Al Señor Jefe de las
Fuerzas que atacan Puerto-Rico.
Banda del Río.
Señor,
Comunico á Ud. que
el Señor Capitán General del Ejército boliviano me encarga de decir a Ud. que
por acuerdo de 27 de marzo de 1903, suscrito en La Paz, entre el Exmo. Señor
Eliodoro Villazon, Ministro de Relaciones Exteriores de Bolivia y el Exm° Señor
Eduardo Lisbôa, Enviado Extraordinario del Brasil ante el Gobierno de Bolivia,
ha quedado totalmente definida la situación internacional creada entre ambos
países.
Tengo el honor de
incluir a Ud. copia del mencionado acuerdo, impresa en La Paz e recibida hoy.
Las tropas bolivianas no han avanzado del Orton, conforme el inciso b de la
cláusula 3° del acuerdo.
Corresponde a Ud. retirar las suyas, a no ser
un “móvel” ([3])
distinto y por mi ignorado, el que guíe sus procedimientos, de cuja ejecución
Ud. será responsable.
Puede efectuarse con
plena seguridad la retirada de sus fuerzas a Gironda y Chapury. Hemos
permanecido a la defensiva y en ella nos mantendremos, siguiendo instrucciones
del General Pando, Capitán General del Ejército.
Sin más objeto,
tengo el honor de suscribirme a atento servidor.
German Cortes, Jefe
del Batallón 5°.
Plácido de Castro agasta-se vivamente com a alusão pérfida ‒ “a no ser un ‘móvel’ distinto” ‒ e
responde com azedume e energia:
ESTADO INDEPENDENTE DO ACRE
Gironda, 27 de abril de 1903.
A Germán Cortés, Chefe do 5° Batalhão e Comandante da Guarnição de Porto
Rico.
Às 11 e meia horas da noite de ontem, recebi o vosso ofício, datado
também de ontem, comunicando-me o acordo havido entre os governos do Brasil e
Bolívia e do qual tivestes a gentileza de enviar-me uma cópia. Ontem mesmo vos
escrevi um cartão neste sentido, pois, tendo na tarde do dia anterior
conhecimento do acordo, por comunicação que me fez o Sr. General Olympio,
Comandante das tropas brasileiras no Acre, mandei incontinenti, à Força Acreana
que ocupa posições em frente de Porto Rico, ordem para suspender as
hostilidades, pedindo-vos no mesmo cartão idêntico procedimento.
Isso fiz assim que chegou à minha presença o emissário do General
Olympio, que segue agora para aí.
Dizeis competir-me retirar as forças acreanas de frente de Porto Rico, a
menos que “um móvel por vós ignorado” guie a minha conduta e que neste caso serei
eu o responsável. Sinto que assim vos tenhais exprimido em um documento de
paz...
O móvel que guia meus passos nesta luta não deve ser por vós ignorado,
mas se o é, vos declaro que luto pela autonomia do Acre.

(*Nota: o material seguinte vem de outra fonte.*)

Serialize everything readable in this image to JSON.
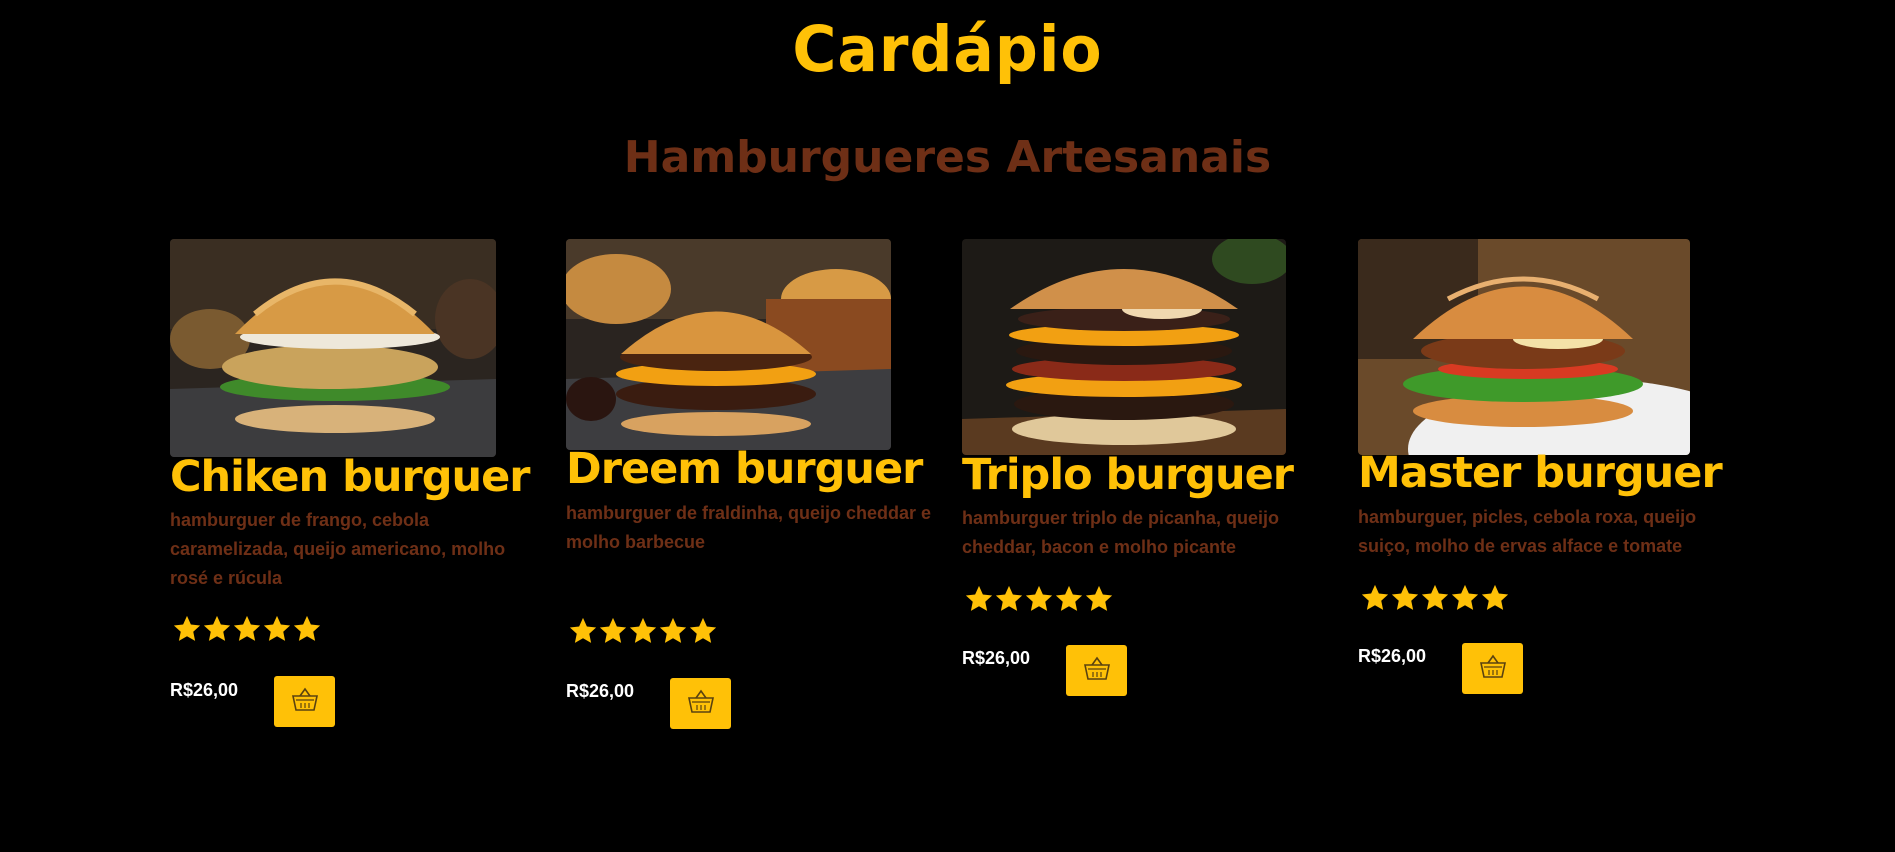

E, quanto à minha conduta, tem sido julgada pelos vossos patrícios
vencidos como cavalheirosa.
Quanto ao tornar-me responsável pelos meus atos, sempre o fui, mormente
na luta que sustentamos.
Sobre a retirada das tropas acreanas das posições que ocupam em frente de
“Porto Rico”, só depois que me
entender com o General brasileiro poderei resolver, apesar de agirmos
independentemente, como é natural supor. Suspendendo as hostilidades, passamos
como vós à defensiva e vós e as vossas forças poderão confiar em nossa
fidelidade.
Saúde e fraternidade.
J. Plácido de Castro, Comte. em chefe do E. Acreano.
E ainda não satisfeito, decide entender-se pessoalmente com o Capitão
Germán Cortés, como se lê em cartão escrito por Plácido a 28 de abril.
Um cartão eloquentíssimo, aliás, para caracterizar o feitio simplório do
caudilho, e por onde se vê que, só nessa altura dos acontecimentos, o comandante
de uma tropa sitiante de forças chefiadas pelo Presidente de uma República,
resolve lembrar-se de pedir que lhe remetam a espada e o fardamento!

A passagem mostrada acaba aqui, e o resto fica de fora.